European Union member states will begin vaccinations against Covid-19 in 10 days, Germany said, as Europe tries to catch up with Britain and the United States after what some have criticized as a slow EU approval process for the jabs.
"In Germany we will start, if the approval comes as planned, on Dec. 27. The other countries in the EU want to be able to start and want to start from Dec. 27," Health Minister Jens Spahn said before an online meeting with Chancellor Angela Merkel and executives from vaccine maker BioNTech.

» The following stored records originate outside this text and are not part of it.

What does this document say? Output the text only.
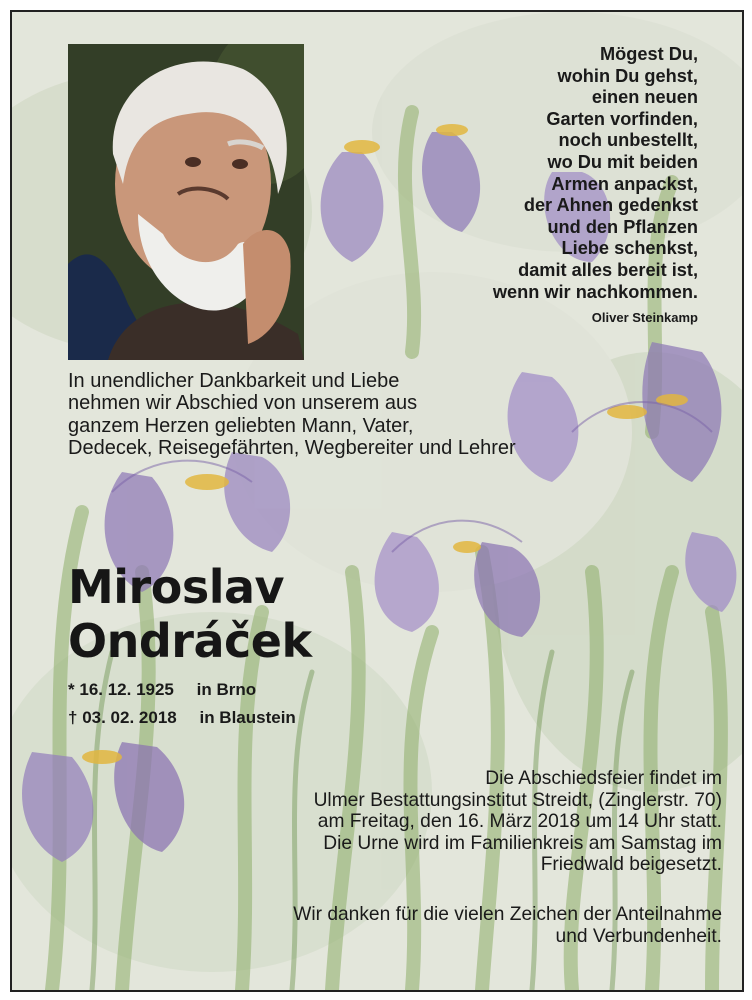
Mögest Du,
wohin Du gehst,
einen neuen
Garten vorfinden,
noch unbestellt,
wo Du mit beiden
Armen anpackst,
der Ahnen gedenkst
und den Pflanzen
Liebe schenkst,
damit alles bereit ist,
wenn wir nachkommen.
Oliver Steinkamp
In unendlicher Dankbarkeit und Liebe
nehmen wir Abschied von unserem aus
ganzem Herzen geliebten Mann, Vater,
Dedecek, Reisegefährten, Wegbereiter und Lehrer
Miroslav
Ondráček
* 16. 12. 1925 in Brno
† 03. 02. 2018 in Blaustein
Die Abschiedsfeier findet im
Ulmer Bestattungsinstitut Streidt, (Zinglerstr. 70)
am Freitag, den 16. März 2018 um 14 Uhr statt.
Die Urne wird im Familienkreis am Samstag im
Friedwald beigesetzt.
Wir danken für die vielen Zeichen der Anteilnahme
und Verbundenheit.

As a member of the EU, Germany is obliged, by and large, to wait for the European Medicines Agency (EMA) to approve the vaccine. The EMA is expected to make an announcement on Dec. 21.
A senior EU official said on Wednesday the bloc could give its final approval for the vaccine, developed by Pfizer and its partner BioNTech, on Dec. 23.
That will be weeks after Britain, which left the EU early this year, approved the shot on Dec. 3 for emergency use, followed by Canada on Dec. 9 and the U.S. Food and Drug Administration (FDA) on Dec. 11.
In Britain, around 140,000 people have already received the jabs, BioNTech Chief Medical Officer Oezlem Tuereci said at Thursday's online event.
According to Spahn, the vaccine should become available to all 27 EU member states at the same time, regardless of their financial strength, thanks to negotiations led by the European Commission that he said were an "important signal of European solidarity".
Merkel said Germany was looking forward to starting life-saving vaccinations, a day after the country reported 952 deaths related to the coronavirus, its highest daily number yet.
"If we look at how many people are dying of coronavirus now, we know how many people this [vaccine] can save," she said.
BioNTech's Tuereci said the "marathon" was not over yet for the vaccine maker.
"Our team here at BioNTech has been working through nights and weekends, has put off vacations. They will continue over Christmas to make sure delivery can happen quickly," she said.